Sunday, September 23, 2012

I Hate you By Mirza




                “We all need someone to hate. It is as good as needing someone to love. The need for an effigy is important to give color to the existence of a conviction. It contrast beliefs, it brings life to principle. It is to see that we are still in tact with what we believe in.”
                I remember the time when I said this, those were the times that I feel indignant about the world that failed me. Yes, I always say that hate, like love, sorrow, pain and any other positive and negative emotions are the most human of all attributes; this is perpetually true.
                There are a lot of people, living and dead, I loathe. From the not-so-comforting comfort zone of my community to the academic concrete, poisonous walls of my school, to the unjust society where I live, I do not run out of people and things to hate.
                Why do we hate anyway? First, we are done wrong. The very essence of injustice is being unfair; you were done wrong but you cannot reciprocate. It is true that justice is the most purge form of vengeance. Second, what we expect of others is not met. This attribute is the source of a failure of human emotion: altercation. Remember that conflict arises because we are trying to seek ourselves in other people; we want a part of us to be seen on others. We expect too much and when we do not see it, we are disappointed and disappointment presupposes hate. The third one, and a sickening one is we hate because we are told to hate. Anger in any form, purged of defiled, can be sawn like love. We adapt what other people tell us. If we are told how stupid someone is, we fall into the trap of feeling the same way without having the first-hand judgment.

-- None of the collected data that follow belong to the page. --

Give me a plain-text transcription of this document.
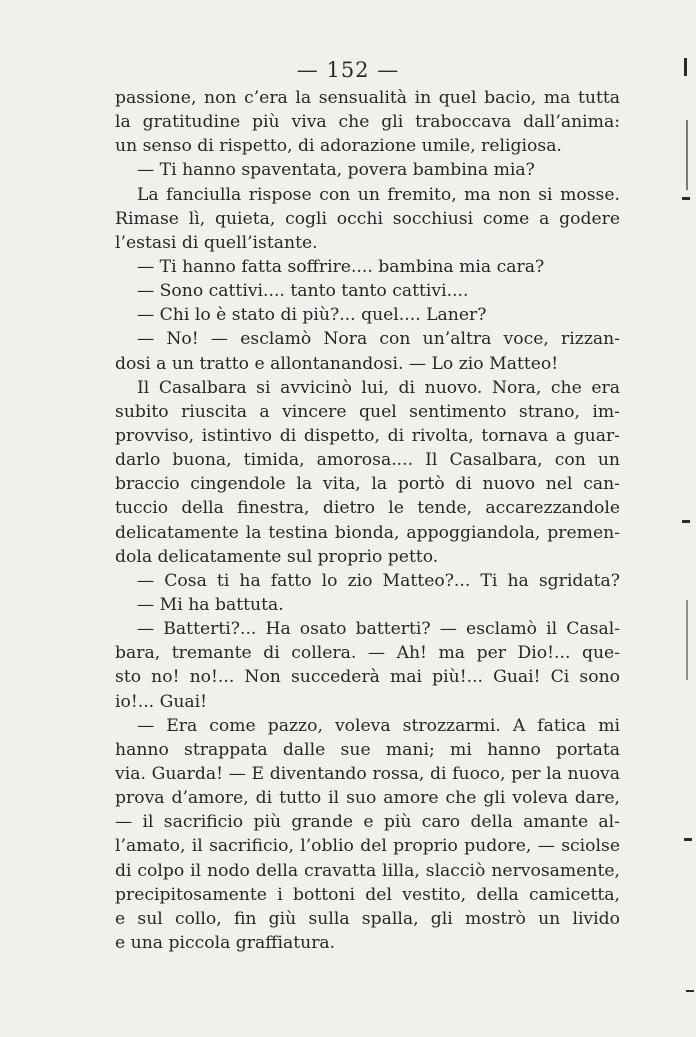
— 152 —
passione, non c’era la sensualità in quel bacio, ma tutta
la gratitudine più viva che gli traboccava dall’anima:
un senso di rispetto, di adorazione umile, religiosa.
— Ti hanno spaventata, povera bambina mia?
La fanciulla rispose con un fremito, ma non si mosse.
Rimase lì, quieta, cogli occhi socchiusi come a godere
l’estasi di quell’istante.
— Ti hanno fatta soffrire.... bambina mia cara?
— Sono cattivi.... tanto tanto cattivi....
— Chi lo è stato di più?... quel.... Laner?
— No! — esclamò Nora con un’altra voce, rizzan-
dosi a un tratto e allontanandosi. — Lo zio Matteo!
Il Casalbara si avvicinò lui, di nuovo. Nora, che era
subito riuscita a vincere quel sentimento strano, im-
provviso, istintivo di dispetto, di rivolta, tornava a guar-
darlo buona, timida, amorosa.... Il Casalbara, con un
braccio cingendole la vita, la portò di nuovo nel can-
tuccio della finestra, dietro le tende, accarezzandole
delicatamente la testina bionda, appoggiandola, premen-
dola delicatamente sul proprio petto.
— Cosa ti ha fatto lo zio Matteo?... Ti ha sgridata?
— Mi ha battuta.
— Batterti?... Ha osato batterti? — esclamò il Casal-
bara, tremante di collera. — Ah! ma per Dio!... que-
sto no! no!... Non succederà mai più!... Guai! Ci sono
io!... Guai!
— Era come pazzo, voleva strozzarmi. A fatica mi
hanno strappata dalle sue mani; mi hanno portata
via. Guarda! — E diventando rossa, di fuoco, per la nuova
prova d’amore, di tutto il suo amore che gli voleva dare,
— il sacrificio più grande e più caro della amante al-
l’amato, il sacrificio, l’oblio del proprio pudore, — sciolse
di colpo il nodo della cravatta lilla, slacciò nervosamente,
precipitosamente i bottoni del vestito, della camicetta,
e sul collo, fin giù sulla spalla, gli mostrò un livido
e una piccola graffiatura.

                It is not wrong to hate; but only hate the wrong things. Anything you rendered negative, anything that compromises you or the people you love should be put in your blacklist. You hate sell-out because people who sell their conviction to quench someone else’s thirst make you throw up. But hate becomes something negative when, and only when, you wished for someone’e harm or death. This is never Nemesis anymore but pure clean MALICE.
            If we do the same filthy things, we become the effigy we are loathing, the image, the subjet of our scorn. Then, the eventuality is, we must, too, hate ourselves.
            Anger is never a poison if did not root; anger is never wrong if it is accompanied by a thirst for change. But anger becomes a double-edged sword if it starts to compromise.